Hinter ihm ahnt ich ein Heideland,
Hinter ihm hört ich's wie Nachtwind sausen;
Auch die Falten des Vorhangs
Fingen bald an, sich im Sturme zu regen,
Gleich einer Ahnung strich er dahinten,
Ruhig blieb ich und bange doch,
Immer leiser wurde der Heidesturm –
    Siehe, da kam's!

    Aus einer Spalte des Vorhangs guckte
Plötzlich der Kopf des Zaubermädchens,
Lieblich war er und doch so beängstend.
Sollt ich die Hand ihr nicht geben
In ihre liebe Hand?
Bat denn ihr Auge nicht,
Sagend: da bin ich wieder
Hergekommen aus weiter Welt!

Und wieder

        Die treuste Liebe steht am Pfahl gebunden,
Geht endlich arm, verlassen, unbeschuht,
Dies kranke Haupt hat nicht mehr wo es ruht,
Mit ihren Tränen netzt sie bittre Wunden.
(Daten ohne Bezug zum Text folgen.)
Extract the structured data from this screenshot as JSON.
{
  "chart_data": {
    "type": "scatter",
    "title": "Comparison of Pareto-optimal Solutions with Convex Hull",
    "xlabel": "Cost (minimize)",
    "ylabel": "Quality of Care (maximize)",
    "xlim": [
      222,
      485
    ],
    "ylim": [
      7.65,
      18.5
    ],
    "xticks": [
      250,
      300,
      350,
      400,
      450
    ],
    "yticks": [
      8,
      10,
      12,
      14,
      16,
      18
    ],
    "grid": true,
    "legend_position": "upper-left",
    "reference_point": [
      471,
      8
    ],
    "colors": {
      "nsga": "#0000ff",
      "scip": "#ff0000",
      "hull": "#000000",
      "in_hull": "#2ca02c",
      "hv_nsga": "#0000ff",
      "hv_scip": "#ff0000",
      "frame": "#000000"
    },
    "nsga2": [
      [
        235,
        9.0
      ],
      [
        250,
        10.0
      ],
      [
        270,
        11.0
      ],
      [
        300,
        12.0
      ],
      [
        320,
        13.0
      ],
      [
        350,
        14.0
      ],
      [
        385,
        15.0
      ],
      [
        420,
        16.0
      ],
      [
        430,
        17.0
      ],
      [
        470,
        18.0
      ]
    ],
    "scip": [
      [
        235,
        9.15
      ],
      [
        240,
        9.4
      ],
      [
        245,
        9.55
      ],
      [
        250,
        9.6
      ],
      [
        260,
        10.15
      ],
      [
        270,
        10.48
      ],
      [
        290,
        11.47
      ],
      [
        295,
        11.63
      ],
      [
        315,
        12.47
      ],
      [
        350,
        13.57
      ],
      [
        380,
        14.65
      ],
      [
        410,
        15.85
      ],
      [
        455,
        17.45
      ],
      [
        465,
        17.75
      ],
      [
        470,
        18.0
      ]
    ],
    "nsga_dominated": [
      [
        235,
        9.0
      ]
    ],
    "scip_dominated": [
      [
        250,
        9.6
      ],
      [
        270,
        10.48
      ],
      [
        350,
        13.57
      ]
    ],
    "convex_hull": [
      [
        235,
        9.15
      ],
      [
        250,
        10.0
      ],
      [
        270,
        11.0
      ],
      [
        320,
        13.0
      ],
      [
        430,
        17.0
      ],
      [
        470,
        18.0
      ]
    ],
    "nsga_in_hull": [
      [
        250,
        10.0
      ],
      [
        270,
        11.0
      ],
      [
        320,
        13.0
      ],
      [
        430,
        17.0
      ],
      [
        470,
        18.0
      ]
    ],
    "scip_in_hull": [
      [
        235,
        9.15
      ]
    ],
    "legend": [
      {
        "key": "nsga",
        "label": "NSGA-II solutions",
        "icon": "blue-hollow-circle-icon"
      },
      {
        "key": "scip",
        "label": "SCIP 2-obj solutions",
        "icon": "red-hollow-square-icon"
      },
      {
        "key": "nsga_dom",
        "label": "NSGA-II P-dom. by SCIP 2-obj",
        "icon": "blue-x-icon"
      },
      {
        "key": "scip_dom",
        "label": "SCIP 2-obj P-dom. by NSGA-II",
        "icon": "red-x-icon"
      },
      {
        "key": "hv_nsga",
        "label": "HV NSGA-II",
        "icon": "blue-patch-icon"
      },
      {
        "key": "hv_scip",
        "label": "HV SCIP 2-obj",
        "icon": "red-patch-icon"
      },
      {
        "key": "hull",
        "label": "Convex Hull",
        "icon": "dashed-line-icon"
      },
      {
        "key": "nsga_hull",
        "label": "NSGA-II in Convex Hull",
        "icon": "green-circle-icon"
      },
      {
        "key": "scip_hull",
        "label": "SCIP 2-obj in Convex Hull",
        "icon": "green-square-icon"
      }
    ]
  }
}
    Ach, Peregrinen hab ich so gefunden!
Wie Fieber wallte ihrer Wangen Glut,
Sie scherzte mit der Frühlingsstürme Wut,
Verwelkte Kränze in das Haar gewunden.

    Wie? Solche Schönheit konnt ich einst verlassen?
– So kehrt nun doppelt schön das alte Glück!
O komm! in diese Arme dich zu fassen!

    Doch wehe! welche Miene, welch ein Blick!
Sie küßt mich zwischen Lieben, zwischen Hassen,
Und wendet sich und – kehrt mir nie zurück.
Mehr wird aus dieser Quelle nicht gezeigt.